Trump ameaça impor tarifas sobre medicamentos e chips em 1º de agosto
Em abril, presidente dos EUA anunciou taxas de 200% sobre itens farmacêuticos e 50% para semicondutores
O presidente dos Estados Unidos, Donald Trump, antecipou na noite de terça-feira (15/07) que deve impor tarifas sobre produtos farmacêuticos já em 1º de agosto, acrescentando que novas taxas sobre semicondutores também podem chegar em breve. A data citada pelo mandatário norte-americano configura o último prazo para a introdução de suas taxas contra outros países.
Segundo o magnata, os impostos sobre as importações de medicamentos podem ser oficialmente anunciados “no final do mês”. Ainda de acordo com ele, os EUA devem impor inicialmente “uma tarifa baixa e dar às empresas farmacêuticas um ano ou mais para se adaptarem, e então vamos torná-la uma tarifa muito alta”.
Ele acrescentou que tinha um cronograma semelhante para impor taxas sobre semicondutores, pois acreditava ser “menos complicado” implementar a medida sobre os chips exigidos por todos os dispositivos eletrônicos. Entretanto, não forneceu mais detalhes.
Durante uma reunião em seu gabinete, no início de julho, Trump afirmou que pretendia aumentar as tarifas sobre produtos farmacêuticos em até 200%, alegando ter dado um prazo de até um ano e meio para as empresas nacionalizarem a fabricação. O republicano também mencionou uma tarifa de 50% sobre o cobre importado, justificando se tratar de um esforço para aumentar a produção do metal nos EUA.
Em abril, o governo Trump iniciou investigações sobre as importações de medicamentos e chips para os EUA, sob a seção 232 da Lei de Expansão do Comércio de 1962, como parte de uma tentativa de impor tarifas aos setores alegando motivos de segurança nacional.
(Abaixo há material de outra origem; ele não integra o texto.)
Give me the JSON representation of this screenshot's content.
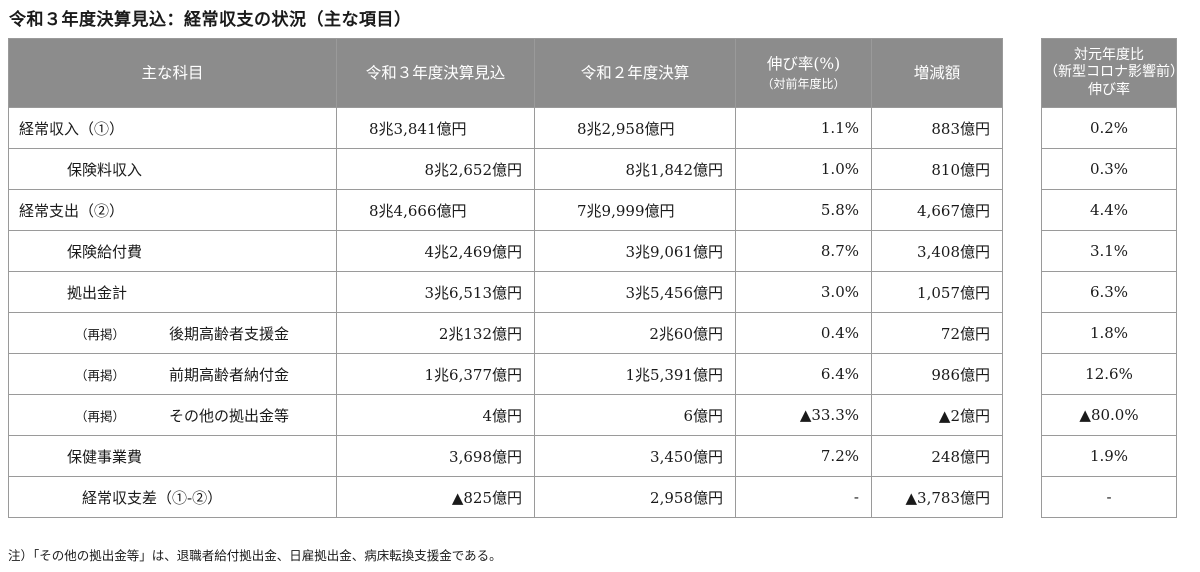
{
  "title": "令和３年度決算見込：経常収支の状況（主な項目）",
  "header": {
    "item": "主な科目",
    "r3": "令和３年度決算見込",
    "r2": "令和２年度決算",
    "growth": "伸び率(%)",
    "growth_sub": "（対前年度比）",
    "diff": "増減額",
    "base_line1": "対元年度比",
    "base_line2": "（新型コロナ影響前）",
    "base_line3": "伸び率"
  },
  "rows": [
    {
      "label": "経常収入（①）",
      "r3": "8兆3,841億円",
      "r2": "8兆2,958億円",
      "growth": "1.1%",
      "diff": "883億円",
      "base": "0.2%"
    },
    {
      "label": "保険料収入",
      "r3": "8兆2,652億円",
      "r2": "8兆1,842億円",
      "growth": "1.0%",
      "diff": "810億円",
      "base": "0.3%"
    },
    {
      "label": "経常支出（②）",
      "r3": "8兆4,666億円",
      "r2": "7兆9,999億円",
      "growth": "5.8%",
      "diff": "4,667億円",
      "base": "4.4%"
    },
    {
      "label": "保険給付費",
      "r3": "4兆2,469億円",
      "r2": "3兆9,061億円",
      "growth": "8.7%",
      "diff": "3,408億円",
      "base": "3.1%"
    },
    {
      "label": "拠出金計",
      "r3": "3兆6,513億円",
      "r2": "3兆5,456億円",
      "growth": "3.0%",
      "diff": "1,057億円",
      "base": "6.3%"
    },
    {
      "prefix": "（再掲）",
      "label": "後期高齢者支援金",
      "r3": "2兆132億円",
      "r2": "2兆60億円",
      "growth": "0.4%",
      "diff": "72億円",
      "base": "1.8%"
    },
    {
      "prefix": "（再掲）",
      "label": "前期高齢者納付金",
      "r3": "1兆6,377億円",
      "r2": "1兆5,391億円",
      "growth": "6.4%",
      "diff": "986億円",
      "base": "12.6%"
    },
    {
      "prefix": "（再掲）",
      "label": "その他の拠出金等",
      "r3": "4億円",
      "r2": "6億円",
      "growth": "▲33.3%",
      "diff": "▲2億円",
      "base": "▲80.0%"
    },
    {
      "label": "保健事業費",
      "r3": "3,698億円",
      "r2": "3,450億円",
      "growth": "7.2%",
      "diff": "248億円",
      "base": "1.9%"
    },
    {
      "label": "経常収支差（①-②）",
      "r3": "▲825億円",
      "r2": "2,958億円",
      "growth": "-",
      "diff": "▲3,783億円",
      "base": "-"
    }
  ],
  "note": "注）「その他の拠出金等」は、退職者給付拠出金、日雇拠出金、病床転換支援金である。"
}
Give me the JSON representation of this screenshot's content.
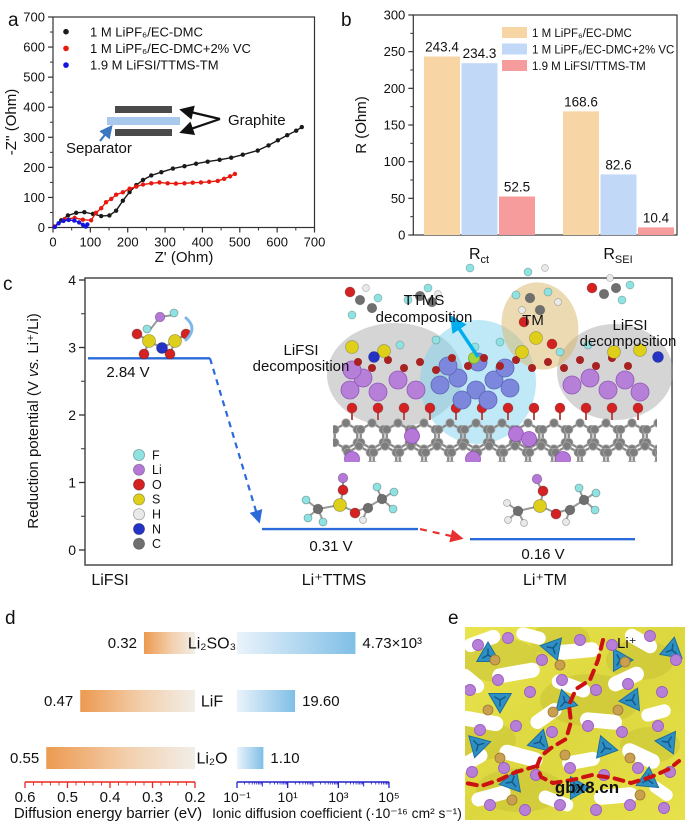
{
  "panels": {
    "a": "a",
    "b": "b",
    "c": "c",
    "d": "d",
    "e": "e"
  },
  "chart_data": [
    {
      "id": "a",
      "type": "scatter",
      "xlabel": "Z' (Ohm)",
      "ylabel": "-Z'' (Ohm)",
      "xlim": [
        0,
        700
      ],
      "ylim": [
        0,
        700
      ],
      "xticks": [
        0,
        100,
        200,
        300,
        400,
        500,
        600,
        700
      ],
      "yticks": [
        0,
        100,
        200,
        300,
        400,
        500,
        600,
        700
      ],
      "series": [
        {
          "name": "1 M LiPF₆/EC-DMC",
          "color": "#1a1a1a",
          "points": [
            [
              4,
              3
            ],
            [
              22,
              24
            ],
            [
              40,
              40
            ],
            [
              62,
              49
            ],
            [
              84,
              51
            ],
            [
              107,
              45
            ],
            [
              129,
              38
            ],
            [
              151,
              40
            ],
            [
              169,
              56
            ],
            [
              187,
              89
            ],
            [
              205,
              118
            ],
            [
              223,
              141
            ],
            [
              241,
              158
            ],
            [
              263,
              173
            ],
            [
              290,
              184
            ],
            [
              321,
              196
            ],
            [
              352,
              204
            ],
            [
              383,
              212
            ],
            [
              414,
              219
            ],
            [
              446,
              225
            ],
            [
              477,
              232
            ],
            [
              508,
              242
            ],
            [
              548,
              256
            ],
            [
              577,
              273
            ],
            [
              602,
              290
            ],
            [
              627,
              307
            ],
            [
              651,
              322
            ],
            [
              666,
              334
            ]
          ]
        },
        {
          "name": "1 M LiPF₆/EC-DMC+2% VC",
          "color": "#e8190f",
          "points": [
            [
              4,
              3
            ],
            [
              31,
              28
            ],
            [
              58,
              32
            ],
            [
              80,
              26
            ],
            [
              102,
              24
            ],
            [
              115,
              49
            ],
            [
              129,
              64
            ],
            [
              142,
              84
            ],
            [
              156,
              95
            ],
            [
              169,
              109
            ],
            [
              187,
              117
            ],
            [
              205,
              129
            ],
            [
              223,
              136
            ],
            [
              241,
              143
            ],
            [
              263,
              147
            ],
            [
              285,
              150
            ],
            [
              307,
              147
            ],
            [
              329,
              146
            ],
            [
              352,
              147
            ],
            [
              374,
              149
            ],
            [
              396,
              150
            ],
            [
              418,
              152
            ],
            [
              441,
              155
            ],
            [
              458,
              162
            ],
            [
              474,
              170
            ],
            [
              487,
              178
            ]
          ]
        },
        {
          "name": "1.9 M LiFSI/TTMS-TM",
          "color": "#1515dd",
          "points": [
            [
              5,
              2
            ],
            [
              15,
              14
            ],
            [
              28,
              22
            ],
            [
              42,
              25
            ],
            [
              57,
              23
            ],
            [
              70,
              17
            ],
            [
              80,
              9
            ],
            [
              88,
              3
            ],
            [
              92,
              10
            ]
          ]
        }
      ],
      "inset": {
        "graphite_label": "Graphite",
        "separator_label": "Separator",
        "separator_color": "#a9c9ec",
        "electrode_color": "#4a4a4a",
        "separator_label_color": "#3c78c0"
      }
    },
    {
      "id": "b",
      "type": "bar",
      "ylabel": "R (Ohm)",
      "ylim": [
        0,
        300
      ],
      "yticks": [
        0,
        50,
        100,
        150,
        200,
        250,
        300
      ],
      "categories": [
        {
          "base": "R",
          "sub": "ct"
        },
        {
          "base": "R",
          "sub": "SEI"
        }
      ],
      "series": [
        {
          "name": "1 M LiPF₆/EC-DMC",
          "fill": "#f7d5a4",
          "label_color": "#ec9551",
          "values": [
            243.4,
            168.6
          ]
        },
        {
          "name": "1 M LiPF₆/EC-DMC+2% VC",
          "fill": "#c2d8f7",
          "label_color": "#4a7cc4",
          "values": [
            234.3,
            82.6
          ]
        },
        {
          "name": "1.9 M LiFSI/TTMS-TM",
          "fill": "#f79c9c",
          "label_color": "#ee5252",
          "values": [
            52.5,
            10.4
          ]
        }
      ]
    },
    {
      "id": "c",
      "type": "step-diagram",
      "ylabel_parts": [
        "Reduction potential (V ",
        "vs.",
        " Li⁺/Li)"
      ],
      "ylim": [
        0,
        4
      ],
      "yticks": [
        0,
        1,
        2,
        3,
        4
      ],
      "steps": [
        {
          "x_label": "LiFSI",
          "value": 2.84,
          "value_label": "2.84 V"
        },
        {
          "x_label": "Li⁺TTMS",
          "value": 0.31,
          "value_label": "0.31 V"
        },
        {
          "x_label": "Li⁺TM",
          "value": 0.16,
          "value_label": "0.16 V"
        }
      ],
      "annotations": {
        "ttms_line1": "TTMS",
        "ttms_line2": "decomposition",
        "ttms_color": "#00aeef",
        "tm": "TM",
        "tm_color": "#c8960c",
        "lifsi_line1": "LiFSI",
        "lifsi_line2": "decomposition",
        "lifsi_color": "#8c8c8c"
      },
      "atom_legend": [
        {
          "symbol": "F",
          "color": "#8fe2e2"
        },
        {
          "symbol": "Li",
          "color": "#b678d8"
        },
        {
          "symbol": "O",
          "color": "#d42222"
        },
        {
          "symbol": "S",
          "color": "#ddcf1a"
        },
        {
          "symbol": "H",
          "color": "#e9e9e9"
        },
        {
          "symbol": "N",
          "color": "#2433c6"
        },
        {
          "symbol": "C",
          "color": "#6f6f6f"
        }
      ]
    },
    {
      "id": "d",
      "type": "tornado",
      "rows": [
        {
          "label": "Li₂SO₃",
          "barrier": 0.32,
          "barrier_label": "0.32",
          "coeff": 4730,
          "coeff_label": "4.73×10³"
        },
        {
          "label": "LiF",
          "barrier": 0.47,
          "barrier_label": "0.47",
          "coeff": 19.6,
          "coeff_label": "19.60"
        },
        {
          "label": "Li₂O",
          "barrier": 0.55,
          "barrier_label": "0.55",
          "coeff": 1.1,
          "coeff_label": "1.10"
        }
      ],
      "left_axis": {
        "title": "Diffusion energy barrier (eV)",
        "color": "#e8281e",
        "tick_labels": [
          "0.6",
          "0.5",
          "0.4",
          "0.3",
          "0.2"
        ],
        "tick_values": [
          0.6,
          0.5,
          0.4,
          0.3,
          0.2
        ],
        "range": [
          0.6,
          0.2
        ]
      },
      "right_axis": {
        "title": "Ionic diffusion coefficient (·10⁻¹⁶ cm² s⁻¹)",
        "color": "#2222cc",
        "tick_labels": [
          "10⁻¹",
          "10¹",
          "10³",
          "10⁵"
        ],
        "tick_exponents": [
          -1,
          1,
          3,
          5
        ],
        "log_range": [
          -1,
          5
        ]
      }
    }
  ],
  "panel_e": {
    "li_label": "Li⁺",
    "watermark": "gbx8.cn"
  }
}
De acordo com o jornal britânico The Guardian, espera-se que a medida contra produtos farmacêuticos atinja fabricantes como Eli Lilly, Pfizer e Merck, enquanto ameaça aumentar os preços para os consumidores dos EUA. Além disso, estima-se que tarifas aos semicondutores afetem empresas como Apple e Samsung, cujos smartphones e computadores exigem chips.

Presidente dos Estados Unidos, Donald Trump ameaça impor tarifas sobre produtos farmacêuticos e semicondutores
Fotos Públicas/Molly Riley
Investigação sobre Brasil
O anúncio de Trump coincide com o lançamento de uma investigação da Casa Branca sobre as práticas comerciais do Brasil. O inquérito prevê analisar as políticas do governo brasileiro “relacionadas ao comércio digital e serviços de pagamento eletrônico; tarifas preferenciais e injustas; interferência anticorrupção; proteção da propriedade intelectual; acesso ao mercado de etanol; e desmatamento ilegal”, de acordo com uma declaração do representante comercial norte-americano, Jamieson Greer.
Sem mencionar o sistema de transações financeiras mais utilizado pela população brasileira, o PIX, também afirmou que os “os ataques do Brasil às empresas americanas de mídia social, bem como outras práticas comerciais desleais que prejudicam empresas, trabalhadores, agricultores e inovadores tecnológicos americanos”.
O movimento ocorre após a Procuradoria-Geral da República pedir a condenação do ex-presidente brasileiro Jair Bolsonaro, aliado político do magnata. Na semana passada, Trump anunciou uma tarifa de 50% sobre as importações do Brasil, justificando a medida como retaliação à suposta “caça às bruxas” do Poder Judiciário contra o acusado por tentativa de golpe de Estado.